Dialog Umi, wanita 32 tahun dengan psikiaternya, Dr. Analisa, menggambarkan kecemasan yang lama dipendam. Di balik senyum dan sikap tenangnya, ia terperangkap dalam hubungan yang tak bahagia. Meskipun sudah bertahun-tahun bersama, setiap kali mencoba untuk menghadapi kenyataan, ketakutan dan kecemasan selalu menghalangi.
Seperti kebanyakan orang, Umi merasa dirinya terjebak dalam rutinitas, berpura-pura bahwa ia tidak memiliki pilihan selain bertahan. Meskipun sebenarnya kebebasan untuk memilih berada di tangannya.
Dr. Lisa kemudian menanggapi keluhan kliennya dengan memperkenalkan sebuah konsep bernama “bad faith”. Konsep yang diperkenalkan filsuf Jean Paul Sartre, yang menjelaskan bagaimana banyak orang menipu diri sendiri untuk menghindari kebebasan dan tanggung jawab.
Apa itu Bad Faith?
Teori bad faith (mauvaise foi) Sartre terutama dibahas dalam bukunya "Being and Nothingness", yang pertama kali diterbitkan pada tahun 1943. Buku ini merupakan karya utama Sartre dalam bidang eksistensialisme dan fenomenologi.

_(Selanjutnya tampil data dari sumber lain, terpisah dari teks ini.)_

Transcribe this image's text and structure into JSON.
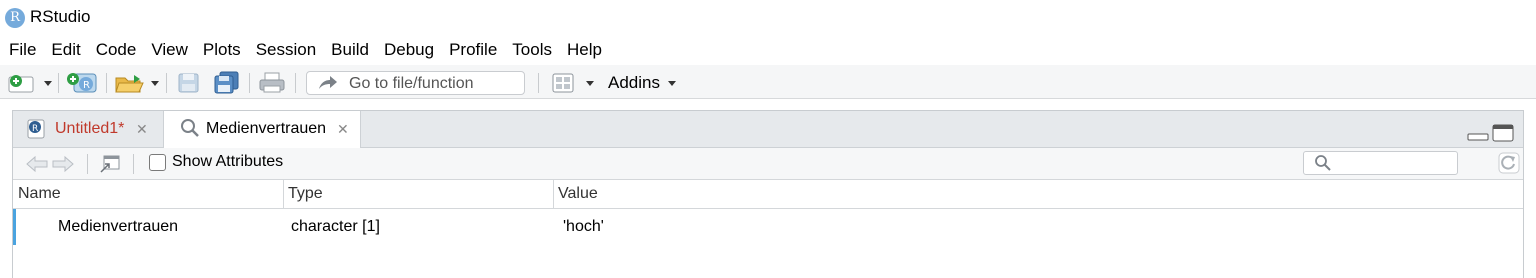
{
  "window": {
    "title": "RStudio",
    "logo_letter": "R"
  },
  "menu": [
    "File",
    "Edit",
    "Code",
    "View",
    "Plots",
    "Session",
    "Build",
    "Debug",
    "Profile",
    "Tools",
    "Help"
  ],
  "toolbar": {
    "goto_placeholder": "Go to file/function",
    "addins_label": "Addins"
  },
  "tabs": [
    {
      "label": "Untitled1*",
      "active": false,
      "color": "#c0392b"
    },
    {
      "label": "Medienvertrauen",
      "active": true
    }
  ],
  "viewer": {
    "show_attributes_label": "Show Attributes",
    "show_attributes_checked": false,
    "search_placeholder": "",
    "columns": [
      "Name",
      "Type",
      "Value"
    ],
    "rows": [
      {
        "name": "Medienvertrauen",
        "type": "character [1]",
        "value": "'hoch'"
      }
    ]
  },
  "colors": {
    "accent": "#4aa3df",
    "toolbar_bg": "#f5f6f7",
    "tab_bg": "#e6e9ec"
  }
}
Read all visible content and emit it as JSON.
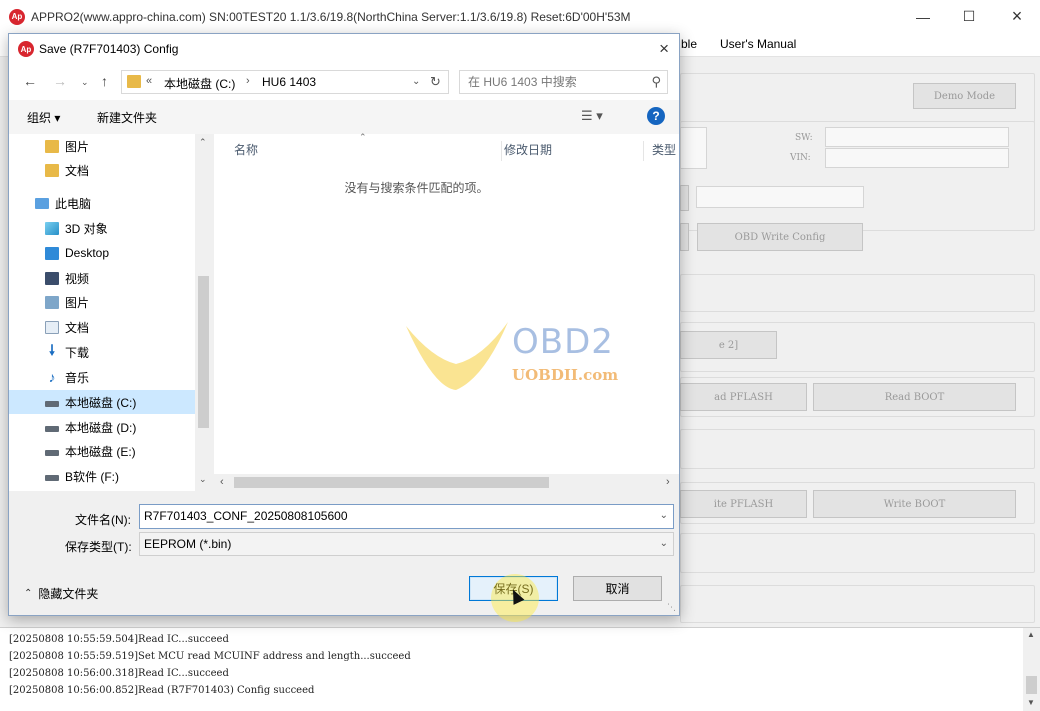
{
  "app": {
    "title": "APPRO2(www.appro-china.com)  SN:00TEST20  1.1/3.6/19.8(NorthChina Server:1.1/3.6/19.8)  Reset:6D'00H'53M",
    "logo_text": "Ap",
    "menu": [
      "ble",
      "User's Manual"
    ],
    "buttons": {
      "demo_mode": "Demo Mode",
      "obd_write_config": "OBD Write Config",
      "param2": "e 2]",
      "read_pflash": "ad PFLASH",
      "read_boot": "Read BOOT",
      "write_pflash": "ite PFLASH",
      "write_boot": "Write BOOT"
    },
    "labels": {
      "sw": "SW:",
      "vin": "VIN:"
    }
  },
  "dialog": {
    "title": "Save (R7F701403) Config",
    "logo_text": "Ap",
    "address": {
      "chevrons": "«",
      "crumb_1": "本地磁盘 (C:)",
      "separator": "›",
      "crumb_2": "HU6 1403"
    },
    "search": {
      "placeholder": "在 HU6 1403 中搜索"
    },
    "toolbar": {
      "organize": "组织 ▾",
      "new_folder": "新建文件夹"
    },
    "nav_tree": [
      {
        "label": "图片",
        "icon": "folder-icon"
      },
      {
        "label": "文档",
        "icon": "folder-icon"
      },
      {
        "label": "此电脑",
        "icon": "pc-icon"
      },
      {
        "label": "3D 对象",
        "icon": "3d-objects-icon"
      },
      {
        "label": "Desktop",
        "icon": "desktop-icon"
      },
      {
        "label": "视频",
        "icon": "video-icon"
      },
      {
        "label": "图片",
        "icon": "picture-icon"
      },
      {
        "label": "文档",
        "icon": "document-icon"
      },
      {
        "label": "下载",
        "icon": "download-icon"
      },
      {
        "label": "音乐",
        "icon": "music-icon"
      },
      {
        "label": "本地磁盘 (C:)",
        "icon": "drive-icon"
      },
      {
        "label": "本地磁盘 (D:)",
        "icon": "drive-icon"
      },
      {
        "label": "本地磁盘 (E:)",
        "icon": "drive-icon"
      },
      {
        "label": "B软件 (F:)",
        "icon": "drive-icon"
      }
    ],
    "columns": {
      "name": "名称",
      "date": "修改日期",
      "type": "类型"
    },
    "empty_message": "没有与搜索条件匹配的项。",
    "filename_label": "文件名(N):",
    "filename_value": "R7F701403_CONF_20250808105600",
    "filetype_label": "保存类型(T):",
    "filetype_value": "EEPROM (*.bin)",
    "hide_folders": "隐藏文件夹",
    "save_label": "保存(S)",
    "cancel_label": "取消"
  },
  "watermark": {
    "brand": "OBD2",
    "site": "UOBDII.com"
  },
  "log": [
    "[20250808 10:55:59.504]Read IC...succeed",
    "[20250808 10:55:59.519]Set MCU read MCUINF address and length...succeed",
    "[20250808 10:56:00.318]Read IC...succeed",
    "[20250808 10:56:00.852]Read (R7F701403) Config succeed"
  ]
}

Dalam "Being and Nothingness," Sartre menjelaskan konsep ‘bad faith’ sebagai cara individu menghindari kebebasan dan tanggung jawabnya dengan menipu dirinya sendiri. Ini terjadi ketika seseorang bertindak seolah-olah mereka tidak memiliki kebebasan untuk membuat pilihan atau mengubah situasi mereka.

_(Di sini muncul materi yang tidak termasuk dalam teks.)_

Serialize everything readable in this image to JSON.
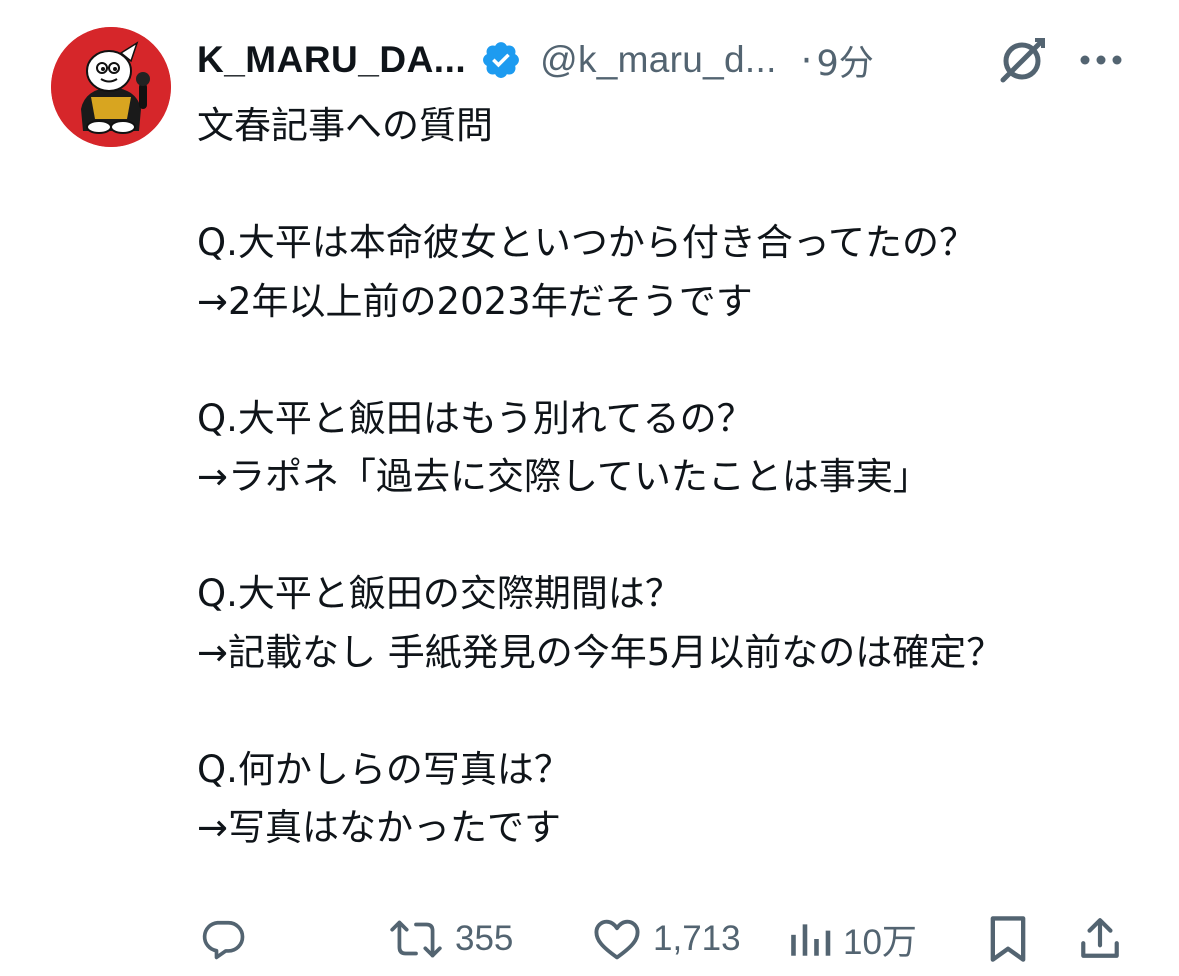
{
  "post": {
    "author": {
      "display_name": "K_MARU_DA...",
      "handle": "@k_maru_d...",
      "verified": true,
      "avatar_icon": "mascot-avatar-icon"
    },
    "separator": "·",
    "time": "9分",
    "body": "文春記事への質問\n\nQ.大平は本命彼女といつから付き合ってたの？\n→2年以上前の2023年だそうです\n\nQ.大平と飯田はもう別れてるの？\n→ラポネ「過去に交際していたことは事実」\n\nQ.大平と飯田の交際期間は？\n→記載なし 手紙発見の今年5月以前なのは確定？\n\nQ.何かしらの写真は？\n→写真はなかったです",
    "actions": {
      "reply": {
        "icon": "reply-icon",
        "count": ""
      },
      "repost": {
        "icon": "repost-icon",
        "count": "355"
      },
      "like": {
        "icon": "heart-icon",
        "count": "1,713"
      },
      "views": {
        "icon": "views-icon",
        "count": "10万"
      },
      "bookmark": {
        "icon": "bookmark-icon"
      },
      "share": {
        "icon": "share-icon"
      }
    }
  },
  "colors": {
    "text_primary": "#0f1419",
    "text_secondary": "#536471",
    "verified_blue": "#1d9bf0",
    "avatar_red": "#d6262a"
  }
}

Sartre berargumen bahwa dalam bad faith, orang berusaha menghindari ketidaknyamanan yang datang dengan kebebasan penuh, dan memilih untuk hidup dalam penyangkalan, berpura-pura bahwa mereka terikat oleh keadaan atau peran yang tidak dapat mereka ubah.
Bad faith bagi Sartre adalah upaya untuk mengabaikan atau menangguhkan kebebasan individu dalam rangka mencari kenyamanan atau menghindari tanggung jawab. Sebagai contoh, seseorang yang terjebak dalam hubungan yang tidak bahagia mungkin berkata pada dirinya sendiri, "Ini takdir saya," atau "Saya harus bertahan untuk keluarga," padahal mereka sebenarnya memiliki kebebasan untuk memilih dan mengubah keadaan tersebut.